Trust as beneficiary of 403(b)

Mates – it’s been some time! Happy New Year to all.

Query: client named RLT (that would qualify as “see-through”) as primary and sole beneficiary of her 403(b) plan. The trust has several specific cash distributions to grandchildren (which have already been satisfied, so they’re no longer beneficiaries) and the residue is left equally to client’s three adult daughters.

It’s been some time since I reviewed the rules concerning trusts as bene’s, but is there anyway to get the 403(b) split into separate account treatment for the three bene’s or am I stuck taking a lump sum distribution payable to the trust, which may be a tax disadvantage? Or do we take distributions based on the oldest daughter’s life expectancy (participant was 92 years old so she was way past her RBD)?

Thanks in advance for any help or guidance.

Robert J. Gilbreath (“Rob”), Esq.
Michigan



If the trust agreement specifies splitting the trust into a separate trust for each beneficiary, you should be able to have the plan transfered t 3 beneficiary IRAS – one for the trust for each daughter. If the trust agreement just splits income 3 wayss, you’d start with one beneficiary account for the trust and see what can be done to get it split. This could mean reforming the trust or just getting a court directive to distribute the funds to a beneficiary account for each daughter – just my suggestions there – I’m not a legal expert.

With the trust as the beneficiary the oldest child’s life expectancy is used even if the account is split.

If you are stuck with one account payable to a trust, the trust can make distributions to the 3 beneficiaries and avoid adverse income tax consequences.



The trust agreement does split into three separate trusts so I think I’ll use the 3 beneficiary IRA method.

But.. question… can the beneficiaries use a Roth IRA instead? Or is this option not available when a trust is named as the beneficiary?

Thanks again in advance!

Rob Gilbreath



Rob,
Yes, an inherited Roth IRA for the trust is an option as long as the trust is qualified, and you indicated it was. RMDs would still be based on the life expectancy of the oldest trust beneficiary. If the trust so permits or can be terminated, then separate inherited Roth IRA accounts can be created for each trust beneficiary, but that would not change the RMD calculation.

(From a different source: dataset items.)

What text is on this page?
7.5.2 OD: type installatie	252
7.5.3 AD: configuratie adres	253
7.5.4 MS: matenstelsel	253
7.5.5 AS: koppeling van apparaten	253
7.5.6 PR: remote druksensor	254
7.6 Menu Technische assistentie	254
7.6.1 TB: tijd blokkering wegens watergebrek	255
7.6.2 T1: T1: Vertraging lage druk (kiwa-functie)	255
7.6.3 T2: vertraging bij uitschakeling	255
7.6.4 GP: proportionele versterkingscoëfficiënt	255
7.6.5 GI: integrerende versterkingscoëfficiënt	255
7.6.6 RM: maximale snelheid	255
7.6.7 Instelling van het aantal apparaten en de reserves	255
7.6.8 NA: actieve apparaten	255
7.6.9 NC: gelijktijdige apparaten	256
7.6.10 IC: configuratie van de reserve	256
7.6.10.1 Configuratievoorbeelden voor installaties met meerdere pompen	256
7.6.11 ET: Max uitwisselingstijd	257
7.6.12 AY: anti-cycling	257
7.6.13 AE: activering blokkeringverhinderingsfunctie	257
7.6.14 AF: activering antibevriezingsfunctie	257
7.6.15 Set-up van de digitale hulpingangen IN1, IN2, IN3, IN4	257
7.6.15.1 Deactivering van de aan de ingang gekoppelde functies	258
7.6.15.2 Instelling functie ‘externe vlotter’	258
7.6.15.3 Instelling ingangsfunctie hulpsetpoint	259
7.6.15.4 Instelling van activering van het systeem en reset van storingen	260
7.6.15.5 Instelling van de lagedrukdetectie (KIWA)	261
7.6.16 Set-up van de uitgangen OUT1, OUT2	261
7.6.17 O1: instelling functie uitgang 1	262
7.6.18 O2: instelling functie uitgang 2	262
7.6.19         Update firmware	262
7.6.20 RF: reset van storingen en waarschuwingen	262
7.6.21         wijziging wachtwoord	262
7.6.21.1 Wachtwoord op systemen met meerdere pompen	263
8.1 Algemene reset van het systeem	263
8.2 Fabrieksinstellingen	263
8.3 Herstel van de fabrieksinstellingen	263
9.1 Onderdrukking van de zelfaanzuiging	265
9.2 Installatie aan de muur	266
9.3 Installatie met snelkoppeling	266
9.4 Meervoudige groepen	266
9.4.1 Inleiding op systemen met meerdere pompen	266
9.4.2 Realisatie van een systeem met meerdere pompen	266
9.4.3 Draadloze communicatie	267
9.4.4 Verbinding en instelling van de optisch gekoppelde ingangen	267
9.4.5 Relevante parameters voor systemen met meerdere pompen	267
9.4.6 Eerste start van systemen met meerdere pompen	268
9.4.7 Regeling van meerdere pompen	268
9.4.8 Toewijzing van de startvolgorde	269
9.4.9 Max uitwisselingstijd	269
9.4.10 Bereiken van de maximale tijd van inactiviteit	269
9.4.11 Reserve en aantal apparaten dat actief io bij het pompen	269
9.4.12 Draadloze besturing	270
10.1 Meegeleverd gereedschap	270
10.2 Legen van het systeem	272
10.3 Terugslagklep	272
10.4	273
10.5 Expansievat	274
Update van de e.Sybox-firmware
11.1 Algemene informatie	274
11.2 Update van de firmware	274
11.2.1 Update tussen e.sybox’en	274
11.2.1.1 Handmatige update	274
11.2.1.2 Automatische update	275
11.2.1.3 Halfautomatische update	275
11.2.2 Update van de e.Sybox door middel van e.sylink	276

While it would increase complexity, there is no reason why a portion of the inherited TIRA could be converted instead of all of it. The tax bill for the conversion may not be convenient for each beneficiary, but once the plan balance is transferred from the 403b to a TIRA, that portion can no longer be converted.



Thanks Alan-

Can you further expalin your last paragraph? The amount of the entire 403(b) is only $30,000 ish and I assume that any tax hit by converting to a Roth IRA would be shared by all three bene’s, correct? Two bene’s are retired so it really won’t effect them from an income tax perspective.

I guess I just need a little more clarity on your final paragraph.

Thanks again!

Rob Gilbreath



Another quick follow up.

I know we will have to use the LE of the oldest trust beneficiary for RMD purposes. Does this mean:

$100,000 balance in 403(b) / Oldest Bene life expectancy: 19.4 = $5,155 RMD for EACH IRA/ROTH IRA established for the three trust beneficiaries OR does each IRA/ROTH IRA established for the three trust beneficiaries take 1/3rd of the $5,155 RMD. Basically, do we take $5,155 from each IRA/ROTH IRA each year (or $15,465 total) OR is the RMD pro-rated over the three IRA’s!?!?

Thanks again.

Rob



Once the separate accounts are created, each beneficiary must take their own RMD, which would be 1/3 of the total RMD. The divisor is the same for each, but only applied to 1/3 the 12/31 balance because only 1/3 will go to each separate account. Conversely, if separate accounts cannot be created and the inherited TIRA or Roth IRA is paid to the trust, then the entire RMD based on the full balance is paid to the trust which will then split it by beneficiary. The actual RMD is the same either way, ie 5,155 in total or 1,718 per beneficiary.

Re prior last paragraph, if one of the beneficiaries wanted their share converted it would not be fair for the others to pay any of the conversion tax. The conversion tax liability would be passed through the trust to the beneficiary that wanted their share converted and they would have to pay the tax on their 1040. If the type of trust required the trust to pay the conversion tax, then it should come out of the share of the beneficiary whose share was converted. As indicated, customizing each beneficiary’s decision will add complexity and accounting requirements to be equitable. May not be worth the trouble if each share in only 10k.



It isn’t worth all this complexity for $30,000. Why not just name each child as the beneficiary of 1/3 of the benefits? Why run them through a trust that’s going to end anyway?